10

2.2K 425 184
                                    

Happy Reading!



































Sasuke mendengus malas melihat teman hidup hampir dua bulannya dengan telaten menyiapkan segelas ocha hangat untuk orang baru kemarin yang katanya kakaknya.

"Kau tidak pernah memberiku segelas ocha hangat tiap pagi," celetuk Sasuke.

Sakura menoleh ke sumber suara dengan jidat berkerut. "Kau bisa buat sendiri kalau mau."

"Kakakmu juga bisa buat sendiri kalau mau, kenapa harus dibuatkan," protes Sasuke.

Kerutan di jidat Sakura semakin dalam. "Kenapa memang, dia kakakku aku harus berbakti kepadanya."

"Kau juga harus berbakti kepadaku," tukas Sasuke.

"Memang kau siapa?" Melihat keterdiaman Sasuke sembari membuang muka.
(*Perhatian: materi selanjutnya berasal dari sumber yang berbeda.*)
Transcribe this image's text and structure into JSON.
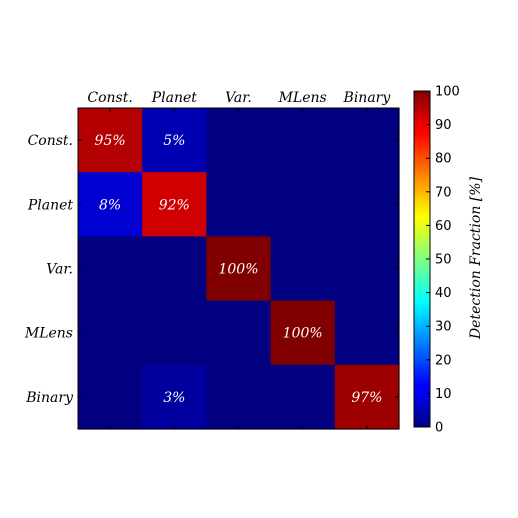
{
  "chart_data": {
    "type": "heatmap",
    "x_categories": [
      "Const.",
      "Planet",
      "Var.",
      "MLens",
      "Binary"
    ],
    "y_categories": [
      "Const.",
      "Planet",
      "Var.",
      "MLens",
      "Binary"
    ],
    "values": [
      [
        95,
        5,
        0,
        0,
        0
      ],
      [
        8,
        92,
        0,
        0,
        0
      ],
      [
        0,
        0,
        100,
        0,
        0
      ],
      [
        0,
        0,
        0,
        100,
        0
      ],
      [
        0,
        3,
        0,
        0,
        97
      ]
    ],
    "cell_labels": [
      [
        "95%",
        "5%",
        "",
        "",
        ""
      ],
      [
        "8%",
        "92%",
        "",
        "",
        ""
      ],
      [
        "",
        "",
        "100%",
        "",
        ""
      ],
      [
        "",
        "",
        "",
        "100%",
        ""
      ],
      [
        "",
        "3%",
        "",
        "",
        "97%"
      ]
    ],
    "colorbar": {
      "label": "Detection Fraction [%]",
      "range": [
        0,
        100
      ],
      "ticks": [
        0,
        10,
        20,
        30,
        40,
        50,
        60,
        70,
        80,
        90,
        100
      ],
      "tick_labels": [
        "0",
        "10",
        "20",
        "30",
        "40",
        "50",
        "60",
        "70",
        "80",
        "90",
        "100"
      ],
      "colormap": "jet"
    },
    "x_axis_position": "top",
    "grid": false,
    "title": "",
    "xlabel": "",
    "ylabel": ""
  }
}
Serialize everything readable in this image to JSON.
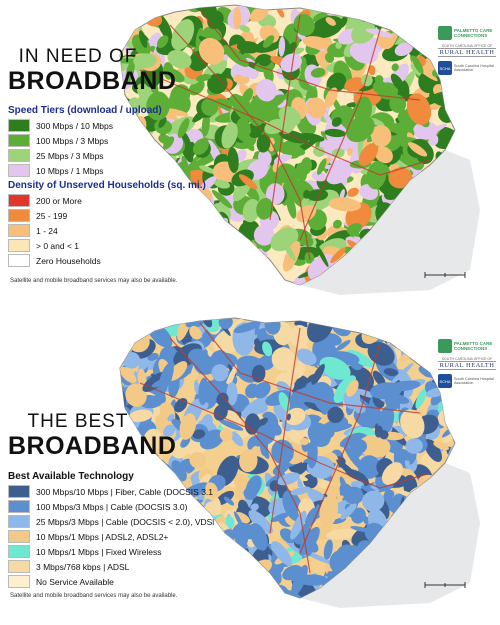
{
  "top": {
    "headline_line1": "IN NEED OF",
    "headline_line2": "BROADBAND",
    "legend1_title": "Speed Tiers (download / upload)",
    "legend1_items": [
      {
        "label": "300 Mbps / 10 Mbps",
        "color": "#2e7d1e"
      },
      {
        "label": "100 Mbps / 3 Mbps",
        "color": "#5cae36"
      },
      {
        "label": "25 Mbps / 3 Mbps",
        "color": "#9dd47a"
      },
      {
        "label": "10 Mbps / 1 Mbps",
        "color": "#e3c6ee"
      }
    ],
    "legend2_title": "Density of Unserved Households (sq. mi.)",
    "legend2_items": [
      {
        "label": "200 or More",
        "color": "#e0362b"
      },
      {
        "label": "25 - 199",
        "color": "#f08a3c"
      },
      {
        "label": "1 - 24",
        "color": "#f7bf7a"
      },
      {
        "label": "> 0 and < 1",
        "color": "#fbe7b6"
      },
      {
        "label": "Zero Households",
        "color": "#ffffff"
      }
    ],
    "note": "Satellite and mobile broadband services may also be available."
  },
  "bottom": {
    "headline_line1": "THE BEST",
    "headline_line2": "BROADBAND",
    "legend_title": "Best Available Technology",
    "legend_items": [
      {
        "label": "300 Mbps/10 Mbps | Fiber, Cable (DOCSIS 3.1",
        "color": "#3d5f8f"
      },
      {
        "label": "100 Mbps/3 Mbps | Cable (DOCSIS 3.0)",
        "color": "#5b8fcf"
      },
      {
        "label": "25 Mbps/3 Mbps | Cable (DOCSIS < 2.0), VDSl",
        "color": "#8fb8e8"
      },
      {
        "label": "10 Mbps/1 Mbps | ADSL2, ADSL2+",
        "color": "#f2c987"
      },
      {
        "label": "10 Mbps/1 Mbps | Fixed Wireless",
        "color": "#6fe8d2"
      },
      {
        "label": "3 Mbps/768 kbps | ADSL",
        "color": "#f7d9a4"
      },
      {
        "label": "No Service Available",
        "color": "#fdf0cf"
      }
    ],
    "note": "Satellite and mobile broadband services may also be available."
  },
  "logos": {
    "palmetto": "PALMETTO CARE CONNECTIONS",
    "rural_small": "SOUTH CAROLINA OFFICE OF",
    "rural_big": "RURAL HEALTH",
    "scha": "South Carolina Hospital Association",
    "scha_mark": "SCHA",
    "palmetto_color": "#3a9a5a"
  },
  "map_colors": {
    "top_base": "#fbeac0",
    "top_green": "#4f9e2d",
    "top_lilac": "#e3c6ee",
    "bottom_base": "#f4d08f",
    "bottom_blue": "#6a98d4",
    "bottom_dark": "#3d5f8f",
    "water": "#c9ccd0",
    "road": "#c0392b"
  }
}
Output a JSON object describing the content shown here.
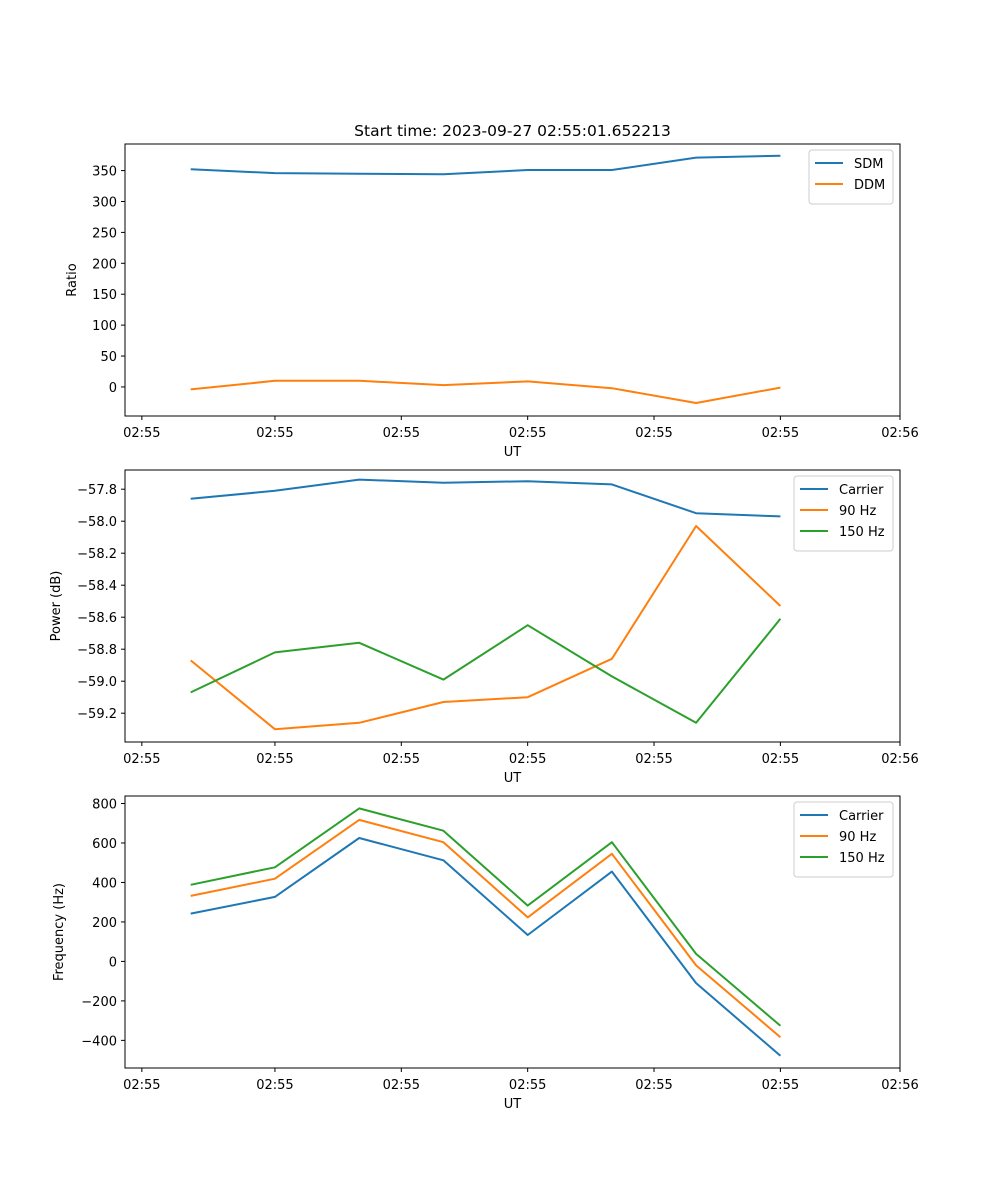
{
  "figure_title": "Start time: 2023-09-27 02:55:01.652213",
  "colors": {
    "blue": "#1f77b4",
    "orange": "#ff7f0e",
    "green": "#2ca02c"
  },
  "chart_data": [
    {
      "type": "line",
      "title": "Start time: 2023-09-27 02:55:01.652213",
      "xlabel": "UT",
      "ylabel": "Ratio",
      "x": [
        1,
        2,
        3,
        4,
        5,
        6,
        7,
        8
      ],
      "xlim": [
        0.22,
        9.42
      ],
      "xticks": [
        0.42,
        2.0,
        3.5,
        5.0,
        6.5,
        8.0,
        9.42
      ],
      "xtick_labels": [
        "02:55",
        "02:55",
        "02:55",
        "02:55",
        "02:55",
        "02:55",
        "02:56"
      ],
      "ylim": [
        -47,
        393
      ],
      "yticks": [
        0,
        50,
        100,
        150,
        200,
        250,
        300,
        350
      ],
      "ytick_labels": [
        "0",
        "50",
        "100",
        "150",
        "200",
        "250",
        "300",
        "350"
      ],
      "legend_position": "top-right",
      "series": [
        {
          "name": "SDM",
          "color": "blue",
          "values": [
            352,
            346,
            345,
            344,
            351,
            351,
            371,
            374
          ]
        },
        {
          "name": "DDM",
          "color": "orange",
          "values": [
            -4,
            10,
            10,
            3,
            9,
            -2,
            -26,
            -1
          ]
        }
      ]
    },
    {
      "type": "line",
      "title": "",
      "xlabel": "UT",
      "ylabel": "Power (dB)",
      "x": [
        1,
        2,
        3,
        4,
        5,
        6,
        7,
        8
      ],
      "xlim": [
        0.22,
        9.42
      ],
      "xticks": [
        0.42,
        2.0,
        3.5,
        5.0,
        6.5,
        8.0,
        9.42
      ],
      "xtick_labels": [
        "02:55",
        "02:55",
        "02:55",
        "02:55",
        "02:55",
        "02:55",
        "02:56"
      ],
      "ylim": [
        -59.38,
        -57.68
      ],
      "yticks": [
        -59.2,
        -59.0,
        -58.8,
        -58.6,
        -58.4,
        -58.2,
        -58.0,
        -57.8
      ],
      "ytick_labels": [
        "−59.2",
        "−59.0",
        "−58.8",
        "−58.6",
        "−58.4",
        "−58.2",
        "−58.0",
        "−57.8"
      ],
      "legend_position": "top-right",
      "series": [
        {
          "name": "Carrier",
          "color": "blue",
          "values": [
            -57.86,
            -57.81,
            -57.74,
            -57.76,
            -57.75,
            -57.77,
            -57.95,
            -57.97
          ]
        },
        {
          "name": "90 Hz",
          "color": "orange",
          "values": [
            -58.87,
            -59.3,
            -59.26,
            -59.13,
            -59.1,
            -58.86,
            -58.03,
            -58.53
          ]
        },
        {
          "name": "150 Hz",
          "color": "green",
          "values": [
            -59.07,
            -58.82,
            -58.76,
            -58.99,
            -58.65,
            -58.97,
            -59.26,
            -58.61
          ]
        }
      ]
    },
    {
      "type": "line",
      "title": "",
      "xlabel": "UT",
      "ylabel": "Frequency (Hz)",
      "x": [
        1,
        2,
        3,
        4,
        5,
        6,
        7,
        8
      ],
      "xlim": [
        0.22,
        9.42
      ],
      "xticks": [
        0.42,
        2.0,
        3.5,
        5.0,
        6.5,
        8.0,
        9.42
      ],
      "xtick_labels": [
        "02:55",
        "02:55",
        "02:55",
        "02:55",
        "02:55",
        "02:55",
        "02:56"
      ],
      "ylim": [
        -540,
        838
      ],
      "yticks": [
        -400,
        -200,
        0,
        200,
        400,
        600,
        800
      ],
      "ytick_labels": [
        "−400",
        "−200",
        "0",
        "200",
        "400",
        "600",
        "800"
      ],
      "legend_position": "top-right",
      "series": [
        {
          "name": "Carrier",
          "color": "blue",
          "values": [
            242,
            327,
            625,
            512,
            134,
            455,
            -110,
            -478
          ]
        },
        {
          "name": "90 Hz",
          "color": "orange",
          "values": [
            332,
            419,
            717,
            604,
            223,
            545,
            -20,
            -384
          ]
        },
        {
          "name": "150 Hz",
          "color": "green",
          "values": [
            388,
            477,
            775,
            662,
            283,
            604,
            38,
            -326
          ]
        }
      ]
    }
  ]
}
Sakura mulai beranjak berdiri, mengetuk ringan kepala lawan bicaranya lantas bersedekap dada. "Dasar tidak jelas."

"Cih."

Sementara Sasori hanya diam mengamati interaksi keduanya yang terkesan saling memancing satu sama lain. Kepribadian Sasuke benar-benar meleset jauh dari deskripsi yang selama ini sering Itachi jabarkan. Kenapa pria di rumahnya terkesan hangat, banyak bicara, dan juga sedikit manja. Mungkinkah dia tengah ketempelan Dewa Jashinnya Hidan atau semua ini bentuk dari kurangnya kasih sayang yang Sasuke dapatkan.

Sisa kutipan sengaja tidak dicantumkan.